Hele hele kafa yapısı kendisi ile aynı olan bazı siyasetçilerin söylediği gibi “sayın” demek hiç mümkün değildir. Gerçi ona sayın diyenlerin insanlıktan ne kadar nasibi var bir bakmak gerek. Onu da bir başka yazımızda inceleriz inşâallah.

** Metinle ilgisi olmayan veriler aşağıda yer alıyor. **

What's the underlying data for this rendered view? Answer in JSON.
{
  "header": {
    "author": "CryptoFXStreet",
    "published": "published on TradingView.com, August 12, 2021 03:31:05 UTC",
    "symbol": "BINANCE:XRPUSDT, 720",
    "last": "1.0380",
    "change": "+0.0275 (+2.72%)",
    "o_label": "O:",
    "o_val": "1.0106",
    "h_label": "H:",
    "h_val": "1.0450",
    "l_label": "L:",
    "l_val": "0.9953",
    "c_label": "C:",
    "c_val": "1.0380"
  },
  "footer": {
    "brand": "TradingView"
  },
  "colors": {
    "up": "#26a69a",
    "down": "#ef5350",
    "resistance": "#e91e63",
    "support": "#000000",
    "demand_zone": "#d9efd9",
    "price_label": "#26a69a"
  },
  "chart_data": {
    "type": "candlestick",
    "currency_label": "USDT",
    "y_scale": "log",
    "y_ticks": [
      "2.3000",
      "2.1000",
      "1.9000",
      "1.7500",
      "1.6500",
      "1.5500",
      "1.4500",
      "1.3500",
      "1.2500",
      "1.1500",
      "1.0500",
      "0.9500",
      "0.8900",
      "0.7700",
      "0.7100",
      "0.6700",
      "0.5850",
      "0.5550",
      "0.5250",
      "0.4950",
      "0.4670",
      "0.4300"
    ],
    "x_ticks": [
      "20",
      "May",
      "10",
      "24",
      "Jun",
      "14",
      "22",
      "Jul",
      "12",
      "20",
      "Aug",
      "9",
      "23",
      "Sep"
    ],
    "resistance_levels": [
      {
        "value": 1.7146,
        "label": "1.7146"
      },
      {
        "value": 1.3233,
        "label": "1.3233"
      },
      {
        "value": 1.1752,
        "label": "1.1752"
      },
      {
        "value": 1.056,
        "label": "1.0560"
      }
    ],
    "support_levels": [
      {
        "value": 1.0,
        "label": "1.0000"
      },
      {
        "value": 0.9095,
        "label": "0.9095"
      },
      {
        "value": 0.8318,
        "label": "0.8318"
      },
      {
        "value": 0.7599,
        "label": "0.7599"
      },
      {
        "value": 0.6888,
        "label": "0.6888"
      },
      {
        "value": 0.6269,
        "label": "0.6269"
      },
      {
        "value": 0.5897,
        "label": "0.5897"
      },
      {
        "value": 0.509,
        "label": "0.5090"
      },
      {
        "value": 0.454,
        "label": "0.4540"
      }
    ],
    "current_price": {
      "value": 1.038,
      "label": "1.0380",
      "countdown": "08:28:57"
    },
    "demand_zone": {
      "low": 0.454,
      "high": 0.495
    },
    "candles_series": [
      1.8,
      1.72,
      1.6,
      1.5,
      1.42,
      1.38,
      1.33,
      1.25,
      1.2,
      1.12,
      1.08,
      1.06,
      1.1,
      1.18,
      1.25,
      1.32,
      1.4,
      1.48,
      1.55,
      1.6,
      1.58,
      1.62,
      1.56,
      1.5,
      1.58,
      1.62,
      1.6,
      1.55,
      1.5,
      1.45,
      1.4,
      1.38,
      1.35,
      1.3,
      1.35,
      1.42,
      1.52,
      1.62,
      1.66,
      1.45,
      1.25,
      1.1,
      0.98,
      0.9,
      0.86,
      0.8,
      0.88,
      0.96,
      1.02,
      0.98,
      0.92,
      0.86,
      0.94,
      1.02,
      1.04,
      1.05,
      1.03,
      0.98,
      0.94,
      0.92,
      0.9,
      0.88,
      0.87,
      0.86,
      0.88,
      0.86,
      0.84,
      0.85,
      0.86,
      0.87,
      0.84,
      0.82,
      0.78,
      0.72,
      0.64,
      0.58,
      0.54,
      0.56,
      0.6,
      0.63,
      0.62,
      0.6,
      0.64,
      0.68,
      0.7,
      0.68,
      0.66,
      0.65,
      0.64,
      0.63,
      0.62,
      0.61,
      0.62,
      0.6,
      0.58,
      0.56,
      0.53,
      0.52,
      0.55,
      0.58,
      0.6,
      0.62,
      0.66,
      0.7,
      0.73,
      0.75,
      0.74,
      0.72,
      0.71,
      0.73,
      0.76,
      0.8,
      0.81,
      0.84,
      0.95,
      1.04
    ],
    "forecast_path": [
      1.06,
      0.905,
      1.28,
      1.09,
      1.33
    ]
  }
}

Allah tüm mazlumların yar ve yardımcısı olsun. Başta Suriye olmak üzere Tevhid adına dünyanın dört bir yanında cihad eden tüm mücahid kardeşlerimizi görünen ve görünmeyen orduları ile desteklesin, ayaklarını hak üzere, tevhid üzere sabit kılsın. Gayelerini bir kıldığı gibi, saflarını da birlesin. Tüm kafir ve facirlere karşı onlara zafer ihsan etsin. Allahumme amîn.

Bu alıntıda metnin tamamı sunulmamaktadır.